Creating a Custom Telemetry Provider
Once you’ve confirmed your Special Encounter rules respond correctly using the sample asset, you can connect your real gameplay data by creating your own telemetry provider.
The telemetry system is intentionally flexible - you can feed in any data source as long as it provides two values:
Pressure
How intense or “busy” the game currently feels.
0–1 (normalized)
Average Player HP
The team’s mean health percentage.
0–1 (normalized)
There are two main ways to implement a provider:
an Inspector-based ScriptableObject (plug-and-play) or a runtime C# provider (for live data).
Option A - ScriptableObject Provider (Inspector Setup)
Use this approach when you want a configurable, reusable asset that can read or proxy values from your systems.
1. Create a subclass of SpecialsTelemetryProvider
SpecialsTelemetryProviderusing UnityEngine;
using MegaCrush.Spawner;
[CreateAssetMenu(menuName = "Runtime Spawner/Specials Telemetry/Game Linked")]
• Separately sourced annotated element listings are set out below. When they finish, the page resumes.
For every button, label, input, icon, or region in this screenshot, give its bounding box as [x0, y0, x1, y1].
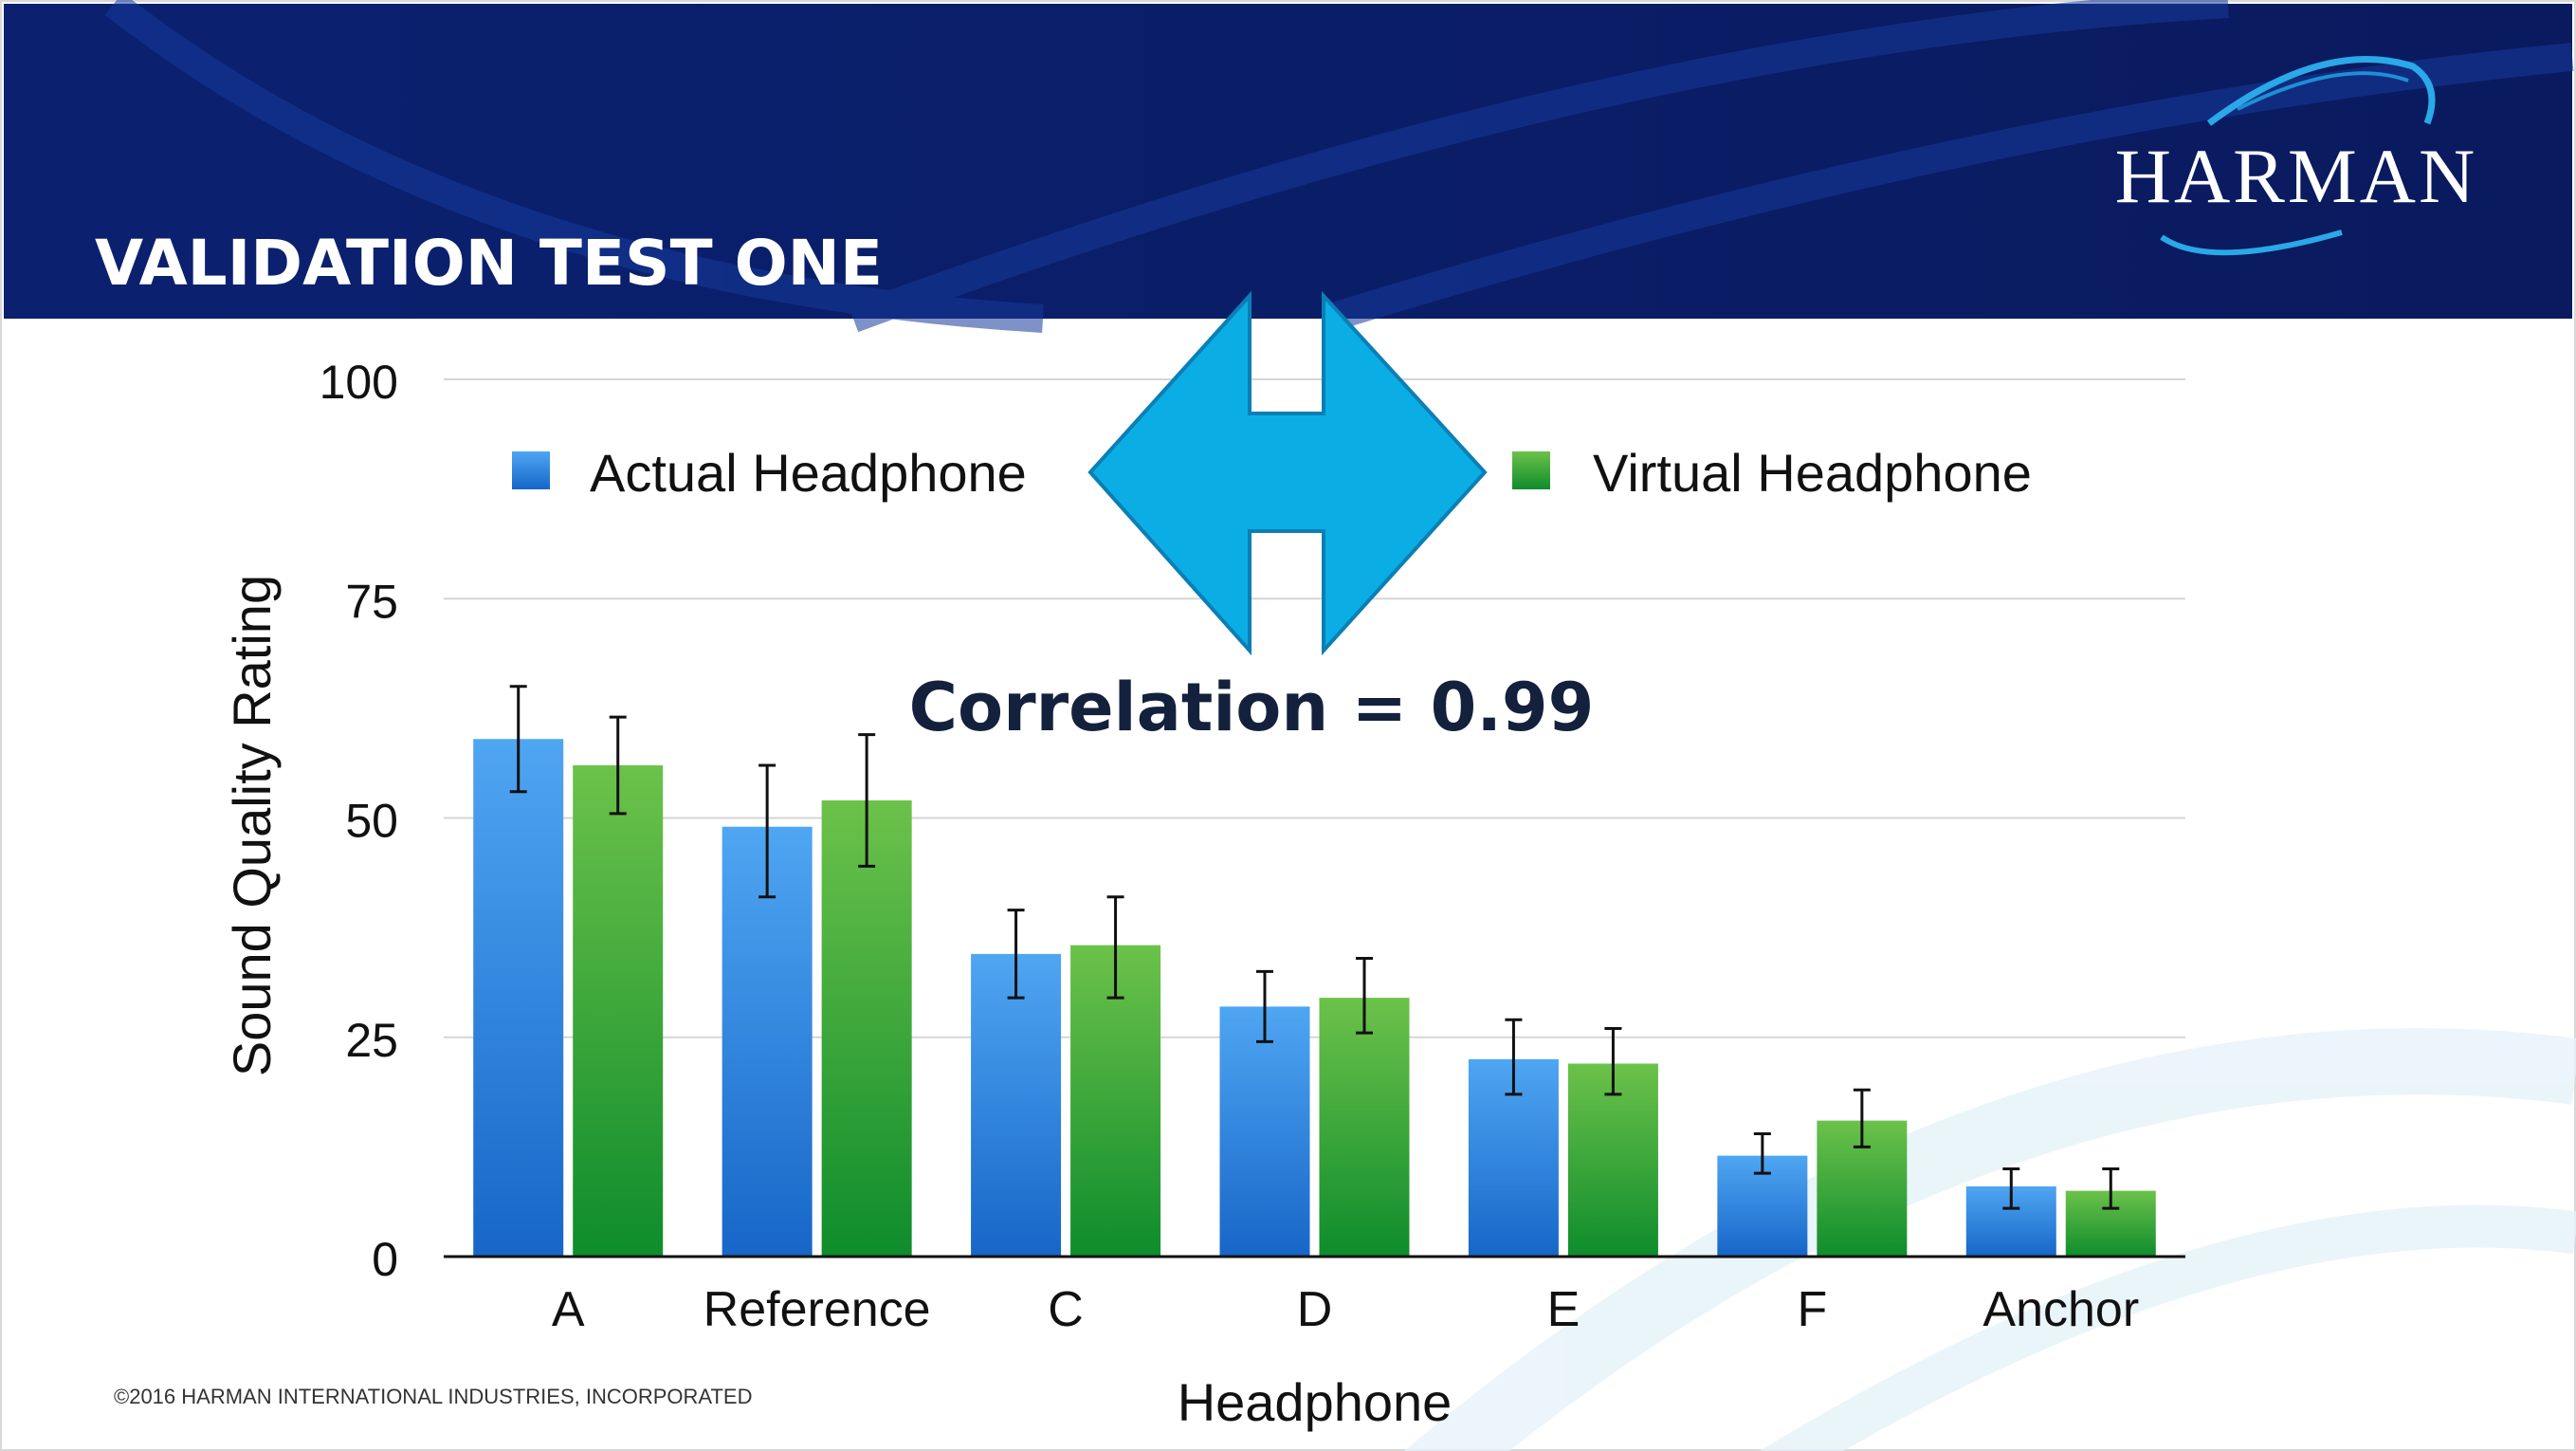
x-tick-label: Anchor: [1982, 1282, 2139, 1337]
error-bar: [1256, 969, 1273, 1043]
bar-virtual: [573, 765, 664, 1257]
y-tick-label: 100: [320, 356, 398, 409]
bar-actual: [1219, 1006, 1310, 1257]
bar-actual: [971, 953, 1062, 1257]
error-bar: [858, 733, 876, 868]
error-bar: [1007, 909, 1025, 1000]
error-bar: [2002, 1167, 2020, 1210]
error-bar: [609, 715, 627, 816]
error-bar: [1106, 895, 1124, 1000]
error-bar: [1753, 1132, 1771, 1175]
logo-swoosh-top-2: [2237, 71, 2409, 111]
error-bar: [1604, 1027, 1622, 1096]
background-swooshes: [1404, 1028, 2576, 1451]
x-tick-label: E: [1547, 1282, 1580, 1337]
legend-label-actual: Actual Headphone: [590, 443, 1027, 503]
y-axis-label: Sound Quality Rating: [222, 575, 282, 1076]
x-axis-label: Headphone: [1178, 1372, 1452, 1432]
copyright-footer: ©2016 HARMAN INTERNATIONAL INDUSTRIES, I…: [114, 1385, 752, 1408]
x-tick-label: F: [1797, 1282, 1827, 1337]
slide-title: VALIDATION TEST ONE: [95, 227, 883, 300]
x-tick-label: A: [552, 1282, 585, 1337]
harman-logo: HARMAN: [2115, 56, 2477, 256]
error-bar: [1505, 1018, 1523, 1096]
bar-actual: [722, 826, 813, 1257]
error-bars: [509, 685, 2120, 1210]
legend: Actual Headphone Virtual Headphone: [512, 443, 2032, 503]
legend-swatch-virtual: [1512, 451, 1550, 489]
y-tick-label: 75: [345, 575, 398, 628]
x-tick-label: D: [1297, 1282, 1333, 1337]
logo-swoosh-top: [2206, 56, 2436, 126]
error-bar: [509, 685, 527, 794]
header-band: [4, 0, 2574, 333]
x-tick-label: Reference: [703, 1282, 931, 1337]
bar-virtual: [1567, 1063, 1658, 1257]
logo-swoosh-bottom: [2160, 230, 2343, 256]
y-tick-label: 0: [372, 1233, 398, 1286]
error-bar: [758, 763, 776, 899]
error-bar: [1356, 957, 1373, 1035]
x-axis-ticks: A Reference C D E F Anchor: [552, 1282, 2139, 1337]
y-axis-ticks: 0 25 50 75 100: [320, 356, 398, 1286]
gridlines: [444, 378, 2185, 1038]
legend-swatch-actual: [512, 451, 550, 489]
logo-wordmark: HARMAN: [2115, 133, 2477, 219]
bar-chart: 0 25 50 75 100 A Reference C D E F Anchor Sound Qu…: [222, 356, 2185, 1432]
bar-virtual: [821, 800, 912, 1257]
error-bar: [2102, 1167, 2120, 1210]
correlation-annotation: Correlation = 0.99: [909, 669, 1595, 746]
y-tick-label: 50: [345, 795, 398, 848]
bar-virtual: [1319, 998, 1410, 1257]
legend-label-virtual: Virtual Headphone: [1593, 443, 2032, 503]
bar-actual: [473, 739, 564, 1257]
x-tick-label: C: [1048, 1282, 1084, 1337]
double-arrow-icon: [1087, 290, 1488, 656]
error-bar: [1853, 1088, 1871, 1148]
y-tick-label: 25: [345, 1014, 398, 1067]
public sealed class GameLinkedTelemetry : SpecialsTelemetryProvider
{
public override bool TryGetPressure(out float value)
{
// Example: pull from your own difficulty or director service
value = GameServices.Difficulty.CurrentPressure01;
return true;
}
public override bool TryGetAveragePlayerHP(out float value)
{
value = GameServices.Players.GetAverageHealth01();
return true;
}
}2. Create the asset
In Unity: Create → Runtime Spawner → Specials Telemetry → Game Linked
3. Assign it to the Manager
Select your SpecialEncounterManager and drag your new asset into the Telemetry Provider field.
That’s it - your manager will now query your game’s live values automatically every evaluation cycle.
Pros
Editable and swappable via inspector or profiles.
Works with Addressables or asset-based pipelines.
Ideal for designers tuning different pacing profiles.
Cons
Slightly more setup than a code-only provider.
Requires script access to your global systems or singletons.
Option B - Runtime Provider (Code Injection)
If your telemetry data already lives in runtime systems (e.g., GameState, DifficultyManager, PlayerService), you can implement the lightweight ISpecialsTelemetry interface and inject it directly.
1. Implement the interface
using MegaCrush.Spawner;
public sealed class RuntimeTelemetry : ISpecialsTelemetry
{
private readonly DifficultyManager _difficulty;
private readonly PlayerService _players;
public RuntimeTelemetry(DifficultyManager difficulty, PlayerService players)
{
_difficulty = difficulty;
_players = players;
}
public bool TryGetPressure(out float value)
{
value = _difficulty.PressureNormalized; // 0..1
return true;
}
public bool TryGetAveragePlayerHP(out float value)
{
value = _players.GetAverageHealth01();
return true;
}
}2. Inject it at runtime
var manager = FindAnyObjectByType<SpecialEncounterManager>();
manager.SetTelemetryProvider(new RuntimeTelemetry(difficulty, players));You can inject it right after initializing the Runtime Spawner or during your bootstrap sequence.
Pros
No asset setup required.
Works cleanly with dependency injection and services.
Easy to test and mock.
Cons
Not visible in the inspector.
Requires code changes if you want to swap providers.
Recommended Scales
Keep telemetry values normalized between 0 and 1. This keeps thresholds predictable across different rule sets:
0.0
Calm / no intensity / players near death
0.5
Normal tension / moderate health
1.0
Extreme intensity / full health
Rules like
“Spawn a miniboss when Pressure ≥ 0.8 and AvgHP ≥ 0.5” will be easier to tune when all systems use a consistent scale.
Advanced: Combining Providers
You can dynamically swap telemetry sources:
// During a cutscene or transition
manager.SetTelemetryProvider(new NullTelemetry()); // disables telemetry temporarily
// Later
manager.SetTelemetryProvider(liveTelemetry); // re-enable live dataAny call to SetTelemetryProvider() overrides the inspector field until the next scene load or reinitialization.
Summary
Quick iteration in editor
BasicSpecialsTelemetry sample
Connect to real data (asset-based)
Subclass SpecialsTelemetryProvider
Integrate live runtime data
Implement ISpecialsTelemetry and inject at runtime
Switch dynamically
Use SetTelemetryProvider() between different providers
Tip: For most projects, start with a ScriptableObject subclass for clarity, then move to a runtime provider once your gameplay systems are stable.
In short: Custom telemetry gives your Special Encounter Manager true awareness of your game’s pacing - so your boss waves, ambushes, or rare encounters appear exactly when the tension and player condition are right.